Gold prices entered a consolidation phase at the start of the new week after surging to a five-month high of $2,009 last Friday. The market remains cautious amid escalating tensions in the Gaza-Israel conflict and upcoming key central bank meetings. Despite the ongoing bullish momentum, gold experienced a remarkable recovery, surpassing the crucial $2,000 mark on Friday and currently defending that level.
The 14-day Relative Strength Index (RSI) hovers just above the overbought territory, indicating a potential upward trend ahead. The 21-day Simple Moving Average (SMA) is poised to cross above the 50-day SMA. If this occurs on a daily closing basis, a Bull Cross will confirm, opening the door for a new uptrend.
In this scenario, the possibility of extending the ongoing uptrend to a new high around $2,020 in mid-May cannot be ruled out. Conversely, failure to sustain the $2,000 level might lead to a correction towards the round figure of $1,990, with support possibly forming around the Friday's low of $1,977.
Sustaining below this level could prompt gold sellers to test the static support level at $1,963. However, the gold rally paused on Monday due to lingering risk aversion following the global flight to safety last Friday amid Israel's deeper incursion into Gaza. Israel conducted intense airstrikes with fighter jets on Friday, continuing through the weekend and into Monday, termed the "second phase" of the attack.
Israel persists in bombing Gaza, focusing particularly on its northern region. Dr. Tedros Adhanom Ghebreyesus, Director-General of the World Health Organization, shared a "humble plea for a ceasefire and peace" for Gaza. Concerns about a potential attack on Gaza's Al-Quds Hospital are growing, prompting immediate evacuations, while the airstrikes continue.
Amid the escalating tensions in the Middle East, investors continue to flock to the traditional safe haven of gold.

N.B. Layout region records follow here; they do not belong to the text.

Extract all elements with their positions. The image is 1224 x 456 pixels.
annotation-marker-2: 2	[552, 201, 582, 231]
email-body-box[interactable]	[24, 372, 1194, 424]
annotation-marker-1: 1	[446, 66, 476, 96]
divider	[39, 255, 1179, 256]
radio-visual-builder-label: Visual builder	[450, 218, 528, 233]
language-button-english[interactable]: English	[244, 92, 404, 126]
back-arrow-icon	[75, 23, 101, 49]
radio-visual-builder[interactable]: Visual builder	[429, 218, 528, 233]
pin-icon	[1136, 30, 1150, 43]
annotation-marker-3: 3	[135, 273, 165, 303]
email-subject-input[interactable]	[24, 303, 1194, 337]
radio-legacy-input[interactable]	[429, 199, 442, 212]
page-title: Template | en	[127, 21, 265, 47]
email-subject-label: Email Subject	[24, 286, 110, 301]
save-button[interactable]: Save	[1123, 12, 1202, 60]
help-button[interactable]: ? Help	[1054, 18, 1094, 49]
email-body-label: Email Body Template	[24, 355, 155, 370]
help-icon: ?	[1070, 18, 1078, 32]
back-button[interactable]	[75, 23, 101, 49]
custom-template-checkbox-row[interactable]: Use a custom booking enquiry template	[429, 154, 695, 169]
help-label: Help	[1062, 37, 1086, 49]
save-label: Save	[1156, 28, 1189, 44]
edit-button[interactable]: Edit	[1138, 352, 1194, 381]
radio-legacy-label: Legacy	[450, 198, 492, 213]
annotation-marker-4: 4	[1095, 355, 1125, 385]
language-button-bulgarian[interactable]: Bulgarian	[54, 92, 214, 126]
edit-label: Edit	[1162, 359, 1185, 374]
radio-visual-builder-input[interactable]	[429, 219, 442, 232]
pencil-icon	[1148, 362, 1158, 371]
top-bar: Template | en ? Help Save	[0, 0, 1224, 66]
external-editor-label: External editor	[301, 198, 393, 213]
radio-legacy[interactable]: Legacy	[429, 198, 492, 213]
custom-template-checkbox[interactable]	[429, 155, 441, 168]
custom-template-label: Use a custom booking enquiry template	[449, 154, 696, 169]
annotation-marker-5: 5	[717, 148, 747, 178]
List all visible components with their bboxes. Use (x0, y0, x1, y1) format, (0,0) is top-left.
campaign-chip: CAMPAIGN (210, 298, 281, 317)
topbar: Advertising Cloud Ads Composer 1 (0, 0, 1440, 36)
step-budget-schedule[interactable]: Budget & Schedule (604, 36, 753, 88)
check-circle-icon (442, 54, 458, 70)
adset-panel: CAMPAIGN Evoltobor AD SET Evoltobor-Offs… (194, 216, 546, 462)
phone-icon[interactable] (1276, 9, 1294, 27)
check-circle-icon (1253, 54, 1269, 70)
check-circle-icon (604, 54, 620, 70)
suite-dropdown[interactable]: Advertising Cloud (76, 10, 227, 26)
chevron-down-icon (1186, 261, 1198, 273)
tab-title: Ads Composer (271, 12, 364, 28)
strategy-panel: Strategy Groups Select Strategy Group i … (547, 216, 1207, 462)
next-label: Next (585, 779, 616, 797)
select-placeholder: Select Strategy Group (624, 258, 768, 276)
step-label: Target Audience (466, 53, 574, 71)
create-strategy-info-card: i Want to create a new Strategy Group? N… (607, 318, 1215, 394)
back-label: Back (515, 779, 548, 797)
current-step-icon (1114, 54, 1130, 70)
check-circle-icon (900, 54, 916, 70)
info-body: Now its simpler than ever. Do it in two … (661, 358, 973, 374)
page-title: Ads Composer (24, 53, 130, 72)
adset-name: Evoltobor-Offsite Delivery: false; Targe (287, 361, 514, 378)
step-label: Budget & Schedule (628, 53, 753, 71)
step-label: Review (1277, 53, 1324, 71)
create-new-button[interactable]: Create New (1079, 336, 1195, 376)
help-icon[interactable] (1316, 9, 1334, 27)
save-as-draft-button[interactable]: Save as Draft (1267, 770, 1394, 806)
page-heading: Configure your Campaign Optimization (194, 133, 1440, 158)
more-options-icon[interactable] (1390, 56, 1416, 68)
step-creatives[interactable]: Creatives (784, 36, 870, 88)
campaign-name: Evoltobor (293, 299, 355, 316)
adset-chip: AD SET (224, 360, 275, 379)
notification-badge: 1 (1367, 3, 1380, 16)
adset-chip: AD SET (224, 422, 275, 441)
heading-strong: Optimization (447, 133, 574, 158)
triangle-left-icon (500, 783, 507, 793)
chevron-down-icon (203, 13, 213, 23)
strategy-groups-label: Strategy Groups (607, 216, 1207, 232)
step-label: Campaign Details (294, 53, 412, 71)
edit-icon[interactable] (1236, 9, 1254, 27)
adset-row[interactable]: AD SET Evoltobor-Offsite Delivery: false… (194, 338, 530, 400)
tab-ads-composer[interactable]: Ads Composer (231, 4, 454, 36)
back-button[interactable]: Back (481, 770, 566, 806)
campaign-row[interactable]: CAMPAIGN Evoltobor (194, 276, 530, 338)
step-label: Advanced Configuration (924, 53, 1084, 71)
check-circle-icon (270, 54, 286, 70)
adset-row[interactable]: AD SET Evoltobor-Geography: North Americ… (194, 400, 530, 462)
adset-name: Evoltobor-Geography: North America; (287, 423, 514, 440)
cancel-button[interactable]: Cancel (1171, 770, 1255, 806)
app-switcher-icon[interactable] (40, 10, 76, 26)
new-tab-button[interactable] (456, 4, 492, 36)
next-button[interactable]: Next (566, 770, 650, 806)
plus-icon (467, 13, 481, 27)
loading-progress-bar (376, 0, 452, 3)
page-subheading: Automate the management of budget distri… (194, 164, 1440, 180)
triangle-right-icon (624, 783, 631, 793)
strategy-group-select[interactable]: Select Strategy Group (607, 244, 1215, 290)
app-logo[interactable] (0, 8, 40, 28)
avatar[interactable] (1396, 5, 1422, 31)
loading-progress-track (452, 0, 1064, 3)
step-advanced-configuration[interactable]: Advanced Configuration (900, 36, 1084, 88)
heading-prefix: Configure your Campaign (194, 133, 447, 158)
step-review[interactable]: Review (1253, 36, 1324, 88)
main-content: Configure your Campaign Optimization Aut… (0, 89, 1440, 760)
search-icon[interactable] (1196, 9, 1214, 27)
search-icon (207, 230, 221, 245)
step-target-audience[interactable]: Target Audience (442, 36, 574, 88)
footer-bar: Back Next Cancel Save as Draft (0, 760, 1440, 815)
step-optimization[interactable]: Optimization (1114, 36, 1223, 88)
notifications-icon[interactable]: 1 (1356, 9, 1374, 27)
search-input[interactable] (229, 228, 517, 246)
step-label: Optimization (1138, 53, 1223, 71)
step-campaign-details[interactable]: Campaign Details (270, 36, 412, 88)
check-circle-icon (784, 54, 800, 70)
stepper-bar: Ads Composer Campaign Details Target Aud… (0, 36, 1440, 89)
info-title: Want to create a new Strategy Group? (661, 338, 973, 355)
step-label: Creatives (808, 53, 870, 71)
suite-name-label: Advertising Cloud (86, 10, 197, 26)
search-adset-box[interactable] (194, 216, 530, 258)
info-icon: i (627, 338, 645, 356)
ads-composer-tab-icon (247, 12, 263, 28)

The market remains apprehensive about the key policy announcements from the Bank of Japan (BoJ), Federal Reserve (Fed), and the Bank of England (BoE).
Meanwhile, news of the Supreme Court of Hong Kong hearing a lawsuit against the troubled real estate developer, China Evergrande Group, nearly two years after its default, caused the company's stocks to drop by 20%. Concerns about China's real estate market have left investors in a limbo, providing some support for the US dollar. The pause in the adjustment of US Treasury bond yields is also boosting the US dollar, limiting the gold price's upward momentum.
However, the US Treasury is set to announce quarterly refunds, which could significantly impact the bond market, eventually affecting US Treasury bond yields. The increasing US budget deficit has been the main reason for the recent rise in US Treasury bond yields, and therefore, Monday's announcement regarding the estimated borrowing for Q4 and Q1 2024 will be closely scrutinized.
Additionally, inflation and leading growth figures from Germany could significantly impact overall market sentiment and subsequently influence the pricing of the US dollar. However, conflicts in the Middle East will continue to dominate market sentiment and gold price action.